‘Am I wrong to increase my tenants’ rent by 9pc in line with inflation?’

dear moral money,

I have been renting out a four bedroom house in London to students and graduates for the past 20 years. The same group of tenants have lived there for the past two years, paying around £2,300 a month in rent.

They are pleasant to deal with and take care of the house, they pose problems as soon as you spot them, and so on. For this reason I did not increase the rent while the group lived there, it is difficult to find good tenants.

The property is valued at almost £1million and is mortgage free but like everything else my other expenses are increasing too. My agent tells me it’s about time the rent caught up with the property’s value — and that I should increase the rent by 10 percent to keep up with the cost of living.

I suspect that my tenants, who are not making good money, cannot afford such an increase and will probably move out. But with inflation skyrocketing, it seems a no-brainer. However, I do not have to bear any higher mortgage costs and the tenants pay the additional costs themselves.

Personally, I’m financially stable, but life is getting more and more expensive for everyone. Should I raise the rent or freeze it again to help them?

JM, via email

Being a landlord isn’t as easy as it’s often made out to be – and sometimes a simple financial decision can be a difficult moral one.

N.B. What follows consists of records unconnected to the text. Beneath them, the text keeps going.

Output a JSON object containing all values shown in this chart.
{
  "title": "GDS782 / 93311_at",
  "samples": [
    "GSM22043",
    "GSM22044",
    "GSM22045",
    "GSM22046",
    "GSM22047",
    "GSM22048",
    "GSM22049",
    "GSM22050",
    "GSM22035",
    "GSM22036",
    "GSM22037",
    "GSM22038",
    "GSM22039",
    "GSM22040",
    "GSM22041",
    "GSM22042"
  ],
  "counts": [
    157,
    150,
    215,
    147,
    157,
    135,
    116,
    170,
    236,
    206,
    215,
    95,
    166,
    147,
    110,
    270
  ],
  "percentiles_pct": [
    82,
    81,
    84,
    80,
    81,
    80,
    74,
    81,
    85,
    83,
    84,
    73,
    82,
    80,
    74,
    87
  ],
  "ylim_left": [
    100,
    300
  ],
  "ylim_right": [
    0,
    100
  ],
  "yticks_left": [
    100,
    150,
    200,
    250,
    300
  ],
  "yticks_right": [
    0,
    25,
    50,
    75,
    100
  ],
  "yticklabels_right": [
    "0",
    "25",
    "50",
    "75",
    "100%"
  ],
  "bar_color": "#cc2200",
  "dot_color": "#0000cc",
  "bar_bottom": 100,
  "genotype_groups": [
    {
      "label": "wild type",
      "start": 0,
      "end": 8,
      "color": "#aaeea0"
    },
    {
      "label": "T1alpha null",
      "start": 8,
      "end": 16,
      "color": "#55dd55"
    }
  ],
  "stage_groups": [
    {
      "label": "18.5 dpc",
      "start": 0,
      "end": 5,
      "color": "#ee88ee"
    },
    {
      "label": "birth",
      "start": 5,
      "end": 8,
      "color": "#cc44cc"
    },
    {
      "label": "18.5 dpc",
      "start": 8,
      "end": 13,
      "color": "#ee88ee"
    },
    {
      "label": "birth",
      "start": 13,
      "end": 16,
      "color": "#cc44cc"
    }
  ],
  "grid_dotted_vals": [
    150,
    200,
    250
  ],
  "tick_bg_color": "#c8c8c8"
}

Demand for rental properties in London has skyrocketed this year as rural renters return to the capital after lockdown. And inflation is now at a 40-year high of 9 percent. Some readers will agree that there is no moral reason not to raise the rent.

If you’d rather keep your current tenants, remember that any rent increases must be “fair and reasonable,” meaning they must match open market rents in your area. Your agent is right: judging by your description and with rents on the rise across London there is no reason why you shouldn’t adjust your rent accordingly.

Ideally, you’d get your tenants to sign a written agreement about a rent increase, but as you point out, if they can’t afford it, that’s unlikely. In this case, you would need to provide your tenants with a “Notice from landlord proposing a new lease” form, which you must do at least a month in advance to give them a chance to look elsewhere.

Remember why you bought the property in the first place. It is an investment to generate a steady stream of income and you have every right to get the maximum benefit from it.

However, good tenants are difficult to find and there is no guarantee that a higher earning group will treat your property with the same respect as the people currently living there.

If their loyalty is something you value, it might be worth increasing the rent, but by a more modest amount that they can afford. After all, downtime costs you a lot more. ‘Am I wrong to increase my tenants’ rent by 9pc in line with inflation?’